При въезде в Лондон движение оказалось напряженным, небо между тем начало темнеть. Последняя пробка доконала Бенета, он мысленно выругался: какой же он идиот, теперь, чего доброго, весь вечер придется проторчать в машине. Наконец ему все же удалось добраться до дома. Открыв ворота, он подъехал к гаражу, потом затворил ворота и пошел к ступенькам, ведущим к парадному входу. Дом был погружен во тьму. В легких летних сумерках, стараясь встать так, чтобы ему не мешала собственная тень, Бенет, тихо ругаясь, нащупал в кармане ключи, в тусклом свете уличных фонарей отпер два замка и проскользнул в дом. Но не успел он закрыть дверь и протянуть руку к выключателю, как в смежной с холлом комнате зажегся свет и в дверном проеме возникла темная фигура. Бенет включил свет в холле.

— Здравствуйте, сэр, у вас все в порядке?

— Да, разумеется! — ответил Бенет.

— Есть какие-нибудь новости? Мне звонила мисс Розалинда.
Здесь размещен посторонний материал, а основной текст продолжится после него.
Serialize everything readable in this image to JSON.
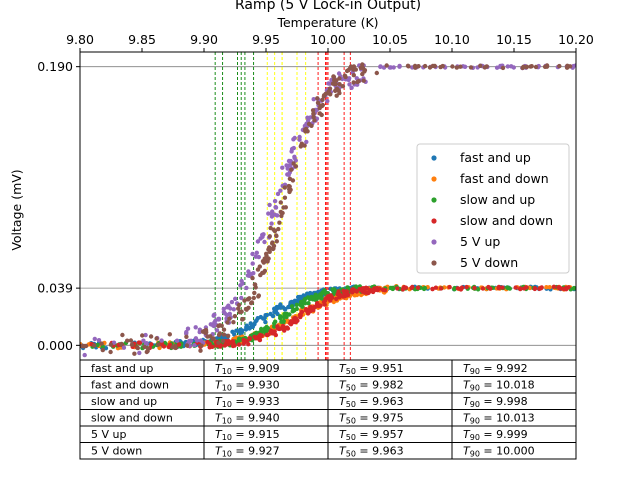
{
  "chart_data": {
    "type": "scatter",
    "title": "Ramp (5 V Lock-in Output)",
    "xlabel": "Temperature (K)",
    "ylabel": "Voltage (mV)",
    "xlim": [
      9.8,
      10.2
    ],
    "ylim": [
      -0.01,
      0.2
    ],
    "x_ticks": [
      "9.80",
      "9.85",
      "9.90",
      "9.95",
      "10.00",
      "10.05",
      "10.10",
      "10.15",
      "10.20"
    ],
    "y_ticks": [
      "0.000",
      "0.039",
      "0.190"
    ],
    "y_tick_values": [
      0.0,
      0.039,
      0.19
    ],
    "grid": "horizontal lines at y ticks",
    "legend_position": "center-right",
    "series": [
      {
        "name": "fast and up",
        "color": "#1f77b4",
        "T10": 9.909,
        "T50": 9.951,
        "T90": 9.992,
        "plateau": 0.039
      },
      {
        "name": "fast and down",
        "color": "#ff7f0e",
        "T10": 9.93,
        "T50": 9.982,
        "T90": 10.018,
        "plateau": 0.039
      },
      {
        "name": "slow and up",
        "color": "#2ca02c",
        "T10": 9.933,
        "T50": 9.963,
        "T90": 9.998,
        "plateau": 0.039
      },
      {
        "name": "slow and down",
        "color": "#d62728",
        "T10": 9.94,
        "T50": 9.975,
        "T90": 10.013,
        "plateau": 0.039
      },
      {
        "name": "5 V up",
        "color": "#9467bd",
        "T10": 9.915,
        "T50": 9.957,
        "T90": 9.999,
        "plateau": 0.19
      },
      {
        "name": "5 V down",
        "color": "#8c564b",
        "T10": 9.927,
        "T50": 9.963,
        "T90": 10.0,
        "plateau": 0.19
      }
    ],
    "vlines": {
      "T10_color": "#008000",
      "T50_color": "#ffff00",
      "T90_color": "#ff0000"
    },
    "table": {
      "rows": [
        {
          "label": "fast and up",
          "t10": "9.909",
          "t50": "9.951",
          "t90": "9.992"
        },
        {
          "label": "fast and down",
          "t10": "9.930",
          "t50": "9.982",
          "t90": "10.018"
        },
        {
          "label": "slow and up",
          "t10": "9.933",
          "t50": "9.963",
          "t90": "9.998"
        },
        {
          "label": "slow and down",
          "t10": "9.940",
          "t50": "9.975",
          "t90": "10.013"
        },
        {
          "label": "5 V up",
          "t10": "9.915",
          "t50": "9.957",
          "t90": "9.999"
        },
        {
          "label": "5 V down",
          "t10": "9.927",
          "t50": "9.963",
          "t90": "10.000"
        }
      ],
      "t10_prefix": "T",
      "t10_sub": "10",
      "t50_prefix": "T",
      "t50_sub": "50",
      "t90_prefix": "T",
      "t90_sub": "90",
      "eq": " = "
    }
  }
}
— Нет! — резко бросил Бенет.

— Хотите поесть или…

— Нет…

— Тогда доброй ночи…

— Спокойной ночи, Джексон.

Джексон был его слугой.

Глава 2

Оуэн Силбери сидел один у себя в студии. Ему снова приснился тот же страшный сон. Он зарыт в песок по самую шею, не может пошевелить ни руками, ни ногами. Начинается прилив, вода подступает все ближе, обдает брызгами его лицо, он кричит, откидывает голову назад — это единственное доступное ему сейчас движение, — но никто к нему не бросается на помощь, вода попадает в рот, он глотает ее, она начинает заливать ему рот, он не может больше кричать, вода проникает в нос… Оуэн ненавидел этот сон — после него он просыпался больным — и страшно раздражался: ему казалось, что на самом деле это даже и не его сон. Не видел ли он нечто подобное когда-то в кино?